Tissue fibrosis, or scar formation, is the common final pathway of virtually all progressive diseases and inflicts damage in every major organ including kidney, heart, bone marrow, lung, liver, muscle and skin. Scar tissue can form after an acute injury, or gradually as a result of chronic agitation or damage from a separate underlying malady such as diabetes or hypertension over several years.

While deposition of fibrotic matrix immediately after injury sustains tissue integrity, unchecked fibrotic matrix deposition, in particular during chronic or repetitive injury, slowly disrupts tissue architecture and drives maladaptive tissue remodeling, ultimately leading to loss of functional tissue and organ failure.

As such, fibrosis destroys the

• kidneys of patients with hypertension, diabetes or various immune diseases,
• livers of patients with cirrhosis due to obesity (non-alcoholic fatty liver disease, NAFLD), hepatitis or alcoholism,
• hearts of patients with hypertension, diabetes or coronary artery disease,
• lungs of patients with idiopathic pulmonary fibrosis, and
• the bone marrow of patients with myelofibrosis.

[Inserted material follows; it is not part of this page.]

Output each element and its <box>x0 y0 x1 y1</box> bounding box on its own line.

In sum, nearly 45% of all deaths in the developed world can be attributed to an underlying fibrotic disease (Henderson NC, Rieder F, Wynn TA. Fibrosis: from mechanisms to medicines. Nature. 2020 Nov;587(7835):555-566).

Sequantrix^TM identifies and validates novel, anti-fibrotic targets by leveraging one of the world’s largest human single-cell, multi-modal datasets in the field of fibrotic diseases and aims to develop anti-fibrotic drug candidates up to clinical proof of concept.

We have generated high-quality single-cell human fibrotic datasets that allow us to map fibrosis at unprecedented resolution across major human organs. In-depth bioinformatic dissection of these datasets will enable a better understanding of the complex mechanisms driving myofibroblast activation, expansion, cellular-crosstalk and matrix deposition. Our datasets are being extensively annotated and analyzed, thereby leveraging state of the art bioinformatic pipelines as well as proprietary algorithms to identify promising target candidates for drug development.

Single-cell data provides an unparalleled window into cellular states associated with disease. However, successful discovery of the most biologically relevant anti-fibrotic targets, that are simultaneously well-suited for successful drug development, requires a deep understanding of the relationship between cellular specificity derived from single-cell datasets, disease biology, phenotypic consequence, molecular and genetic factors, and therapeutic potential. We tackle this challenge through a truly data-driven approach based on our propietary FibroDecoder AI-platform that scores targets and nominates them for experimental validation.

The top scoring targets from our FibroDecoder pipeline are directly validated in human disease using state-of-the-art organoid-based disease models. Validation of drug candidates in animals is complex and time-consuming, but also limited due to inter-species differences that can prevent direct translation of insights gained from animals to human disease. We aim at reducing the need for animal experiments, increasing throughput and saving time by using proprietary human organoid systems and modelling complex human organs in a dish to validate top scoring targets from our FibroDecoder pipeline directly in human disease.